Saturday, February 24
DOCUMENT is pleased to present Video Drawings, Howardena Pindell’s first solo exhibition at the gallery. The exhibition will present a selection of photographic works realized between 1975 and 2007.
Pindell’s Video Drawings series is a meditation on the hegemony of the (tele)visual, one that forms a critique by way of the blur. In Pindell’s hands, blurring the image becomes a way to slow down the pace of image consumption in order to consider the multi-layered impacts of televisual images in everyday life. For these works, first Pindell drew an intuitive composition of lines and arrows onto sheets of acetate. These transparencies were then placed in front of a television screen, where the sheet would stick due to the static electricity that emitted from the screen. Sitting away from both the television and the camera propped in front of it, she would “watch” TV through the acetate, and decidedly take photographs with a cable release when she felt the image on TV compelled an interesting relationship with the drawn acetate composition.
This final image yields a “drawn” composition of a material meditation on the formal processes of image transmission and translation across media, coupled with then-current events, which also hauntingly remain relevant to the contemporary viewer. These works focused on sporting events in the mid-1970s and Pindell turned to images from war-torn countries throughout the 1980s.

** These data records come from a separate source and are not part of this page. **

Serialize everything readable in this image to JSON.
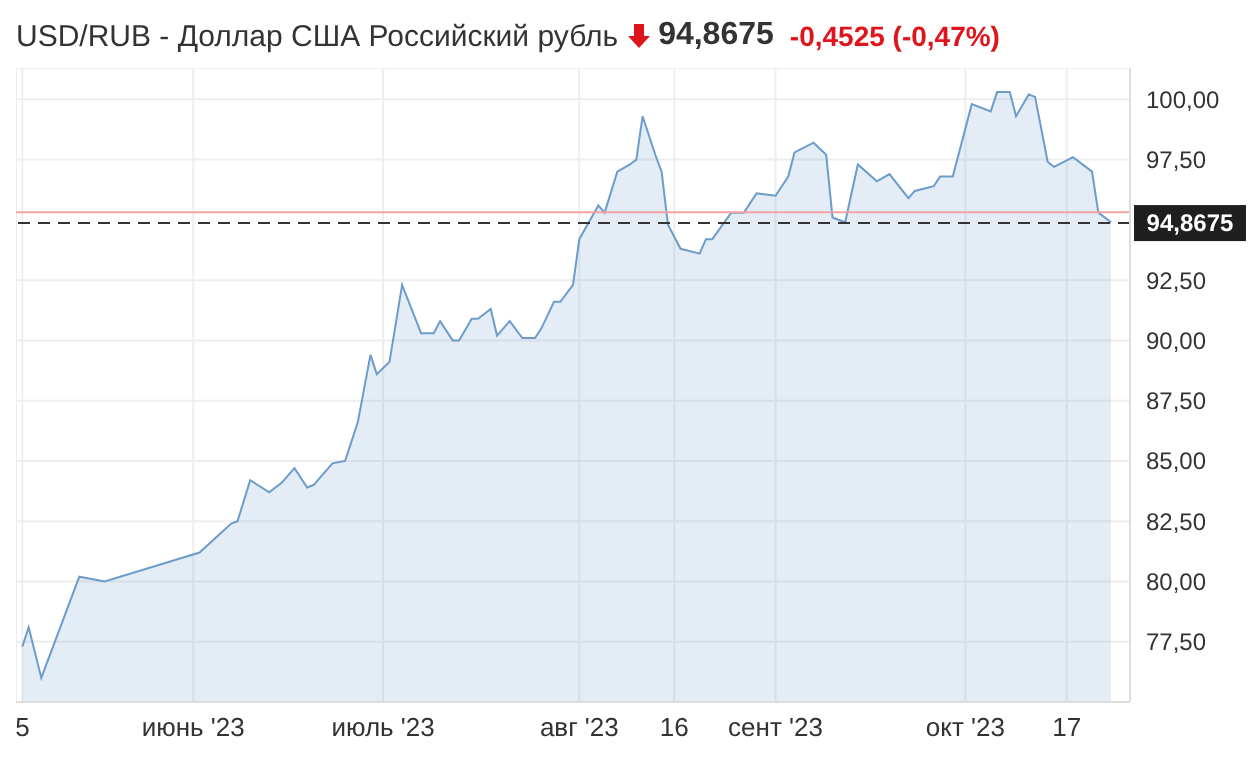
{
  "chart_data": {
    "type": "area",
    "title": "USD/RUB - Доллар США Российский рубль",
    "annotations": [
      "94,8675",
      "-0,4525 (-0,47%)"
    ],
    "x": [
      "2023-05-05",
      "2023-05-06",
      "2023-05-08",
      "2023-05-14",
      "2023-05-18",
      "2023-06-02",
      "2023-06-07",
      "2023-06-08",
      "2023-06-10",
      "2023-06-13",
      "2023-06-15",
      "2023-06-17",
      "2023-06-19",
      "2023-06-20",
      "2023-06-23",
      "2023-06-25",
      "2023-06-27",
      "2023-06-29",
      "2023-06-30",
      "2023-07-02",
      "2023-07-04",
      "2023-07-07",
      "2023-07-09",
      "2023-07-10",
      "2023-07-12",
      "2023-07-13",
      "2023-07-15",
      "2023-07-16",
      "2023-07-18",
      "2023-07-19",
      "2023-07-21",
      "2023-07-23",
      "2023-07-25",
      "2023-07-26",
      "2023-07-28",
      "2023-07-29",
      "2023-07-31",
      "2023-08-01",
      "2023-08-04",
      "2023-08-05",
      "2023-08-07",
      "2023-08-09",
      "2023-08-10",
      "2023-08-11",
      "2023-08-13",
      "2023-08-14",
      "2023-08-15",
      "2023-08-17",
      "2023-08-20",
      "2023-08-21",
      "2023-08-22",
      "2023-08-25",
      "2023-08-27",
      "2023-08-29",
      "2023-09-01",
      "2023-09-03",
      "2023-09-04",
      "2023-09-07",
      "2023-09-09",
      "2023-09-10",
      "2023-09-12",
      "2023-09-14",
      "2023-09-17",
      "2023-09-19",
      "2023-09-22",
      "2023-09-23",
      "2023-09-26",
      "2023-09-27",
      "2023-09-29",
      "2023-10-02",
      "2023-10-05",
      "2023-10-06",
      "2023-10-08",
      "2023-10-09",
      "2023-10-11",
      "2023-10-12",
      "2023-10-14",
      "2023-10-15",
      "2023-10-18",
      "2023-10-21",
      "2023-10-22",
      "2023-10-24"
    ],
    "series": [
      {
        "color": "#6c9ccb",
        "values": [
          77.3,
          78.1,
          76.0,
          80.2,
          80.0,
          81.2,
          82.4,
          82.5,
          84.2,
          83.7,
          84.1,
          84.7,
          83.9,
          84.0,
          84.9,
          85.0,
          86.6,
          89.4,
          88.6,
          89.1,
          92.3,
          90.3,
          90.3,
          90.8,
          90.0,
          90.0,
          90.9,
          90.9,
          91.3,
          90.2,
          90.8,
          90.1,
          90.1,
          90.5,
          91.6,
          91.6,
          92.3,
          94.2,
          95.6,
          95.3,
          97.0,
          97.3,
          97.5,
          99.3,
          97.7,
          97.0,
          94.8,
          93.8,
          93.6,
          94.2,
          94.2,
          95.3,
          95.3,
          96.1,
          96.0,
          96.8,
          97.8,
          98.2,
          97.7,
          95.1,
          94.9,
          97.3,
          96.6,
          96.9,
          95.9,
          96.2,
          96.4,
          96.8,
          96.8,
          99.8,
          99.5,
          100.3,
          100.3,
          99.3,
          100.2,
          100.1,
          97.4,
          97.2,
          97.6,
          97.0,
          95.3,
          94.9
        ]
      }
    ],
    "xlim": [
      "2023-05-04",
      "2023-10-27"
    ],
    "xticks": [
      {
        "value": "2023-05-05",
        "label": "5"
      },
      {
        "value": "2023-06-01",
        "label": "июнь '23"
      },
      {
        "value": "2023-07-01",
        "label": "июль '23"
      },
      {
        "value": "2023-08-01",
        "label": "авг '23"
      },
      {
        "value": "2023-08-16",
        "label": "16"
      },
      {
        "value": "2023-09-01",
        "label": "сент '23"
      },
      {
        "value": "2023-10-01",
        "label": "окт '23"
      },
      {
        "value": "2023-10-17",
        "label": "17"
      }
    ],
    "ylim": [
      75,
      101.3
    ],
    "yticks": [
      {
        "value": 77.5,
        "label": "77,50"
      },
      {
        "value": 80,
        "label": "80,00"
      },
      {
        "value": 82.5,
        "label": "82,50"
      },
      {
        "value": 85,
        "label": "85,00"
      },
      {
        "value": 87.5,
        "label": "87,50"
      },
      {
        "value": 90,
        "label": "90,00"
      },
      {
        "value": 92.5,
        "label": "92,50"
      },
      {
        "value": 97.5,
        "label": "97,50"
      },
      {
        "value": 100,
        "label": "100,00"
      }
    ],
    "ref_lines": [
      {
        "axis": "y",
        "value": 95.32,
        "color": "#f2a3a3",
        "line_style": "solid"
      },
      {
        "axis": "y",
        "value": 94.8675,
        "label": "94,8675",
        "color": "#333333",
        "line_style": "dashed"
      }
    ],
    "grid": true,
    "marker": "none",
    "line_style": "solid"
  }
}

Video Drawings move away from the clarity presupposed by the photographic, and instead make room for the generative processes of televisual translation as a signpost of contemporary life. If, as Guy Debord would have it, the “society of the spectacle”— an endless loop of mediation and image-consumption where our leisure time is merely another form of work— best characterizes post-WWII life, then Pindell’s particular mode of photographic capture asks us to rethink the influence of televisual in our everyday lives. We can situate Pindell’s series, which began in the mid-1970s, within a history of video art, which emerges earlier in that decade. Many early video artists were particularly interested in how television reshaped what could be considered “art,” in many of the same ways that photography had done in the 19th century.